In fact, he said, this concept is being borne out in engineering efforts today with the inclusion of on chip power regulators. And while the trend was started by memory chipmakers, it appears to becoming more mainstream.

Sarkar explained that on-chip regulators control how much energy is being supplied to different parts of the circuit without going to the board or going out over to the battery. “Essentially, when you sip power the on-chip regulators are very useful for that.”

Further, as functions become even more integrated, he also expects to see more functions like antennas being build into chips. A number of chips already do this today such as those for communications and analog functions.
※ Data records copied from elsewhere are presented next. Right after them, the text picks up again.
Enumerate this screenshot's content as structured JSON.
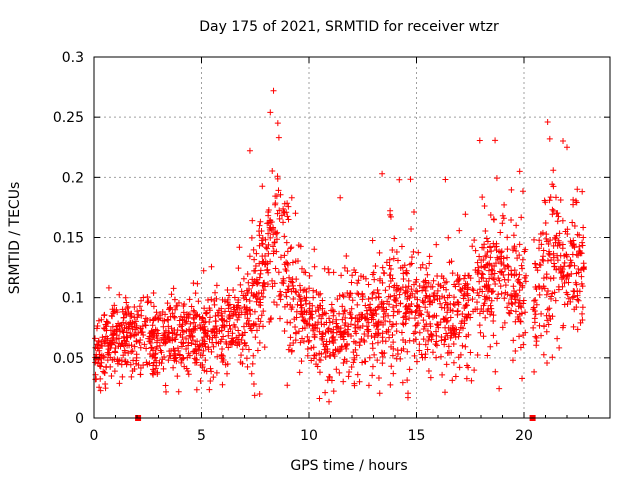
{
  "chart_data": {
    "type": "scatter",
    "title": "Day 175 of 2021, SRMTID for receiver wtzr",
    "xlabel": "GPS time / hours",
    "ylabel": "SRMTID / TECUs",
    "xlim": [
      0,
      24
    ],
    "ylim": [
      0,
      0.3
    ],
    "xticks": [
      0,
      5,
      10,
      15,
      20
    ],
    "xtick_labels": [
      "0",
      "5",
      "10",
      "15",
      "20"
    ],
    "yticks": [
      0,
      0.05,
      0.1,
      0.15,
      0.2,
      0.25,
      0.3
    ],
    "ytick_labels": [
      "0",
      "0.05",
      "0.1",
      "0.15",
      "0.2",
      "0.25",
      "0.3"
    ],
    "grid": true,
    "marker": "plus",
    "color": "#ff0000",
    "series": [
      {
        "name": "SRMTID",
        "x_range": [
          0,
          22.8
        ],
        "point_count": 2200,
        "trend": [
          {
            "x": 0.0,
            "y": 0.05,
            "spread": 0.018
          },
          {
            "x": 1.0,
            "y": 0.065,
            "spread": 0.02
          },
          {
            "x": 2.0,
            "y": 0.07,
            "spread": 0.02
          },
          {
            "x": 3.0,
            "y": 0.065,
            "spread": 0.022
          },
          {
            "x": 4.0,
            "y": 0.068,
            "spread": 0.022
          },
          {
            "x": 5.0,
            "y": 0.07,
            "spread": 0.02
          },
          {
            "x": 6.0,
            "y": 0.07,
            "spread": 0.022
          },
          {
            "x": 7.0,
            "y": 0.08,
            "spread": 0.025
          },
          {
            "x": 7.7,
            "y": 0.11,
            "spread": 0.04
          },
          {
            "x": 8.3,
            "y": 0.16,
            "spread": 0.05
          },
          {
            "x": 8.8,
            "y": 0.13,
            "spread": 0.04
          },
          {
            "x": 9.2,
            "y": 0.1,
            "spread": 0.03
          },
          {
            "x": 10.0,
            "y": 0.08,
            "spread": 0.025
          },
          {
            "x": 11.0,
            "y": 0.065,
            "spread": 0.025
          },
          {
            "x": 12.0,
            "y": 0.075,
            "spread": 0.028
          },
          {
            "x": 13.0,
            "y": 0.085,
            "spread": 0.03
          },
          {
            "x": 14.0,
            "y": 0.095,
            "spread": 0.035
          },
          {
            "x": 15.0,
            "y": 0.09,
            "spread": 0.03
          },
          {
            "x": 16.0,
            "y": 0.085,
            "spread": 0.03
          },
          {
            "x": 17.0,
            "y": 0.09,
            "spread": 0.03
          },
          {
            "x": 18.0,
            "y": 0.11,
            "spread": 0.035
          },
          {
            "x": 19.0,
            "y": 0.12,
            "spread": 0.04
          },
          {
            "x": 19.9,
            "y": 0.1,
            "spread": 0.04
          },
          {
            "x": 20.8,
            "y": 0.1,
            "spread": 0.035
          },
          {
            "x": 21.5,
            "y": 0.13,
            "spread": 0.04
          },
          {
            "x": 22.8,
            "y": 0.12,
            "spread": 0.035
          }
        ],
        "peaks": [
          {
            "x": 8.35,
            "y": 0.272
          },
          {
            "x": 8.2,
            "y": 0.254
          },
          {
            "x": 8.55,
            "y": 0.245
          },
          {
            "x": 8.6,
            "y": 0.233
          },
          {
            "x": 21.1,
            "y": 0.246
          },
          {
            "x": 21.2,
            "y": 0.232
          },
          {
            "x": 22.0,
            "y": 0.225
          },
          {
            "x": 13.4,
            "y": 0.203
          },
          {
            "x": 19.8,
            "y": 0.205
          },
          {
            "x": 14.2,
            "y": 0.198
          },
          {
            "x": 11.45,
            "y": 0.183
          },
          {
            "x": 9.2,
            "y": 0.183
          }
        ]
      }
    ],
    "gap_markers": [
      {
        "x": 2.05,
        "y": 0
      },
      {
        "x": 20.4,
        "y": 0
      }
    ]
  }
}
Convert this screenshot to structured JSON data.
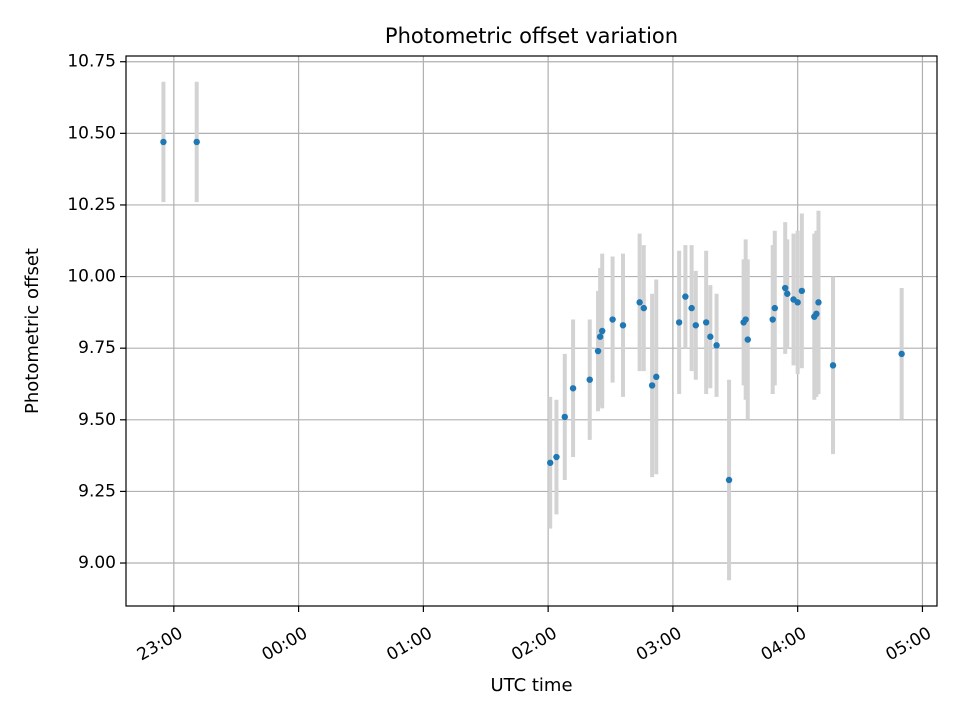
{
  "chart_data": {
    "type": "scatter",
    "title": "Photometric offset variation",
    "xlabel": "UTC time",
    "ylabel": "Photometric offset",
    "x_ticks": [
      "23:00",
      "00:00",
      "01:00",
      "02:00",
      "03:00",
      "04:00",
      "05:00"
    ],
    "y_ticks": [
      "9.00",
      "9.25",
      "9.50",
      "9.75",
      "10.00",
      "10.25",
      "10.50",
      "10.75"
    ],
    "xlim": [
      "22:37",
      "05:07"
    ],
    "ylim": [
      8.85,
      10.77
    ],
    "grid": true,
    "colors": {
      "point": "#1f77b4",
      "errorbar": "#d3d3d3",
      "grid": "#b0b0b0"
    },
    "series": [
      {
        "points": [
          {
            "x": "22:55",
            "y": 10.47,
            "err": 0.21
          },
          {
            "x": "23:11",
            "y": 10.47,
            "err": 0.21
          },
          {
            "x": "02:01",
            "y": 9.35,
            "err": 0.23
          },
          {
            "x": "02:04",
            "y": 9.37,
            "err": 0.2
          },
          {
            "x": "02:08",
            "y": 9.51,
            "err": 0.22
          },
          {
            "x": "02:12",
            "y": 9.61,
            "err": 0.24
          },
          {
            "x": "02:20",
            "y": 9.64,
            "err": 0.21
          },
          {
            "x": "02:24",
            "y": 9.74,
            "err": 0.21
          },
          {
            "x": "02:25",
            "y": 9.79,
            "err": 0.24
          },
          {
            "x": "02:26",
            "y": 9.81,
            "err": 0.27
          },
          {
            "x": "02:31",
            "y": 9.85,
            "err": 0.22
          },
          {
            "x": "02:36",
            "y": 9.83,
            "err": 0.25
          },
          {
            "x": "02:44",
            "y": 9.91,
            "err": 0.24
          },
          {
            "x": "02:46",
            "y": 9.89,
            "err": 0.22
          },
          {
            "x": "02:50",
            "y": 9.62,
            "err": 0.32
          },
          {
            "x": "02:52",
            "y": 9.65,
            "err": 0.34
          },
          {
            "x": "03:03",
            "y": 9.84,
            "err": 0.25
          },
          {
            "x": "03:06",
            "y": 9.93,
            "err": 0.18
          },
          {
            "x": "03:09",
            "y": 9.89,
            "err": 0.22
          },
          {
            "x": "03:11",
            "y": 9.83,
            "err": 0.19
          },
          {
            "x": "03:16",
            "y": 9.84,
            "err": 0.25
          },
          {
            "x": "03:18",
            "y": 9.79,
            "err": 0.18
          },
          {
            "x": "03:21",
            "y": 9.76,
            "err": 0.18
          },
          {
            "x": "03:27",
            "y": 9.29,
            "err": 0.35
          },
          {
            "x": "03:34",
            "y": 9.84,
            "err": 0.22
          },
          {
            "x": "03:35",
            "y": 9.85,
            "err": 0.28
          },
          {
            "x": "03:36",
            "y": 9.78,
            "err": 0.28
          },
          {
            "x": "03:48",
            "y": 9.85,
            "err": 0.26
          },
          {
            "x": "03:49",
            "y": 9.89,
            "err": 0.27
          },
          {
            "x": "03:54",
            "y": 9.96,
            "err": 0.23
          },
          {
            "x": "03:55",
            "y": 9.94,
            "err": 0.19
          },
          {
            "x": "03:58",
            "y": 9.92,
            "err": 0.23
          },
          {
            "x": "04:00",
            "y": 9.91,
            "err": 0.25
          },
          {
            "x": "04:02",
            "y": 9.95,
            "err": 0.27
          },
          {
            "x": "04:08",
            "y": 9.86,
            "err": 0.29
          },
          {
            "x": "04:09",
            "y": 9.87,
            "err": 0.29
          },
          {
            "x": "04:10",
            "y": 9.91,
            "err": 0.32
          },
          {
            "x": "04:17",
            "y": 9.69,
            "err": 0.31
          },
          {
            "x": "04:50",
            "y": 9.73,
            "err": 0.23
          }
        ]
      }
    ]
  }
}
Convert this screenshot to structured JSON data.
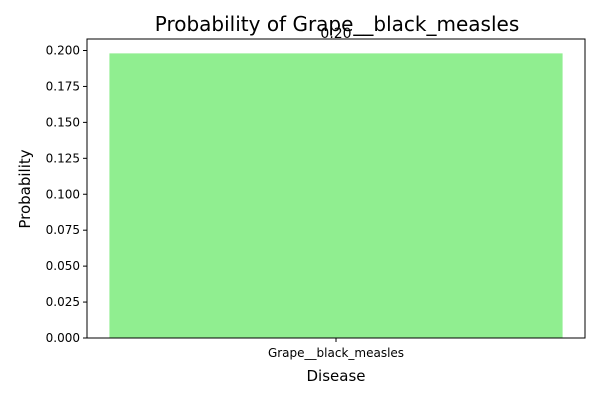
{
  "chart_data": {
    "type": "bar",
    "title": "Probability of Grape__black_measles",
    "xlabel": "Disease",
    "ylabel": "Probability",
    "categories": [
      "Grape__black_measles"
    ],
    "values": [
      0.198
    ],
    "data_labels": [
      "0.20"
    ],
    "ylim": [
      0,
      0.208
    ],
    "yticks": [
      0.0,
      0.025,
      0.05,
      0.075,
      0.1,
      0.125,
      0.15,
      0.175,
      0.2
    ],
    "ytick_labels": [
      "0.000",
      "0.025",
      "0.050",
      "0.075",
      "0.100",
      "0.125",
      "0.150",
      "0.175",
      "0.200"
    ],
    "grid": false,
    "legend": "none",
    "bar_color": "#90ee90"
  }
}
And, Sarkar said, even if it’s not going to be put inside the chip, in a design such as a smart phone, IoT device, or a smart watch, if the antenna is not designed properly, it will burn the battery so much faster than whatever is done with the chip because a signal has to be sent from the smartwatch over to the smartphone or something else for the communication to happen. “If the antenna gain is not done properly, or you decide to put — just because it looks fancy — chrome plating on top of the antenna, and if it destroys all of the signal radiation that is coming out, the whole electronic system has to do a lot more work to make sure the signal gets through. That is going to be much more destructive to the whole low power thing than whatever little thing you do for the circuit optimization.”

So it seems that design engineers may also start pondering the best place to put the regulator on the PCB. “Let’s say I’m designing a server rack for a data center. If I were to put the regulator in a non-optimal position, I have to do more work to send the current from the regulator to this high power chip so I ended up losing power as I send it and I’m radiating more energy. But if I determine that for this class of chip I get some appropriate models from the vendor and I decide with simulations that maybe I should put it in a NE position rather than what I felt, which was the SW position, then I don’t have to do that much work to send that power. Those kind of system level approaches are something that have not been considered all along,” he offered.

That said, at the end of the day, does new understanding make tools much more valuable, theoretically?

What it actually means is that people will have to work a little harder, Sarkar said. “And by harder it means that if you just created a little wall around yourself and said, ‘Let me just design the best standard cells in the world and not worry about anything else,’ that’s not going to work anymore because how much heat you generate in your standard cell is going to be determined by what is placed around that standard cell, how the package is designed for that chip – all of those are considered.”

Taking it a step further, maybe this means as a standard cell designer you have to start creating some guidelines for your SoC partners. And if you are an SoC partner you might have to start creating some guidelines your package partner or board designer. “That kind of cross domain collaboration and interaction and knowledge sharing – looking at it more holistically will become more important. Not just, ‘OK I did my job, I can go home now,’ That attitude is going to become less and less valuable,” he concluded.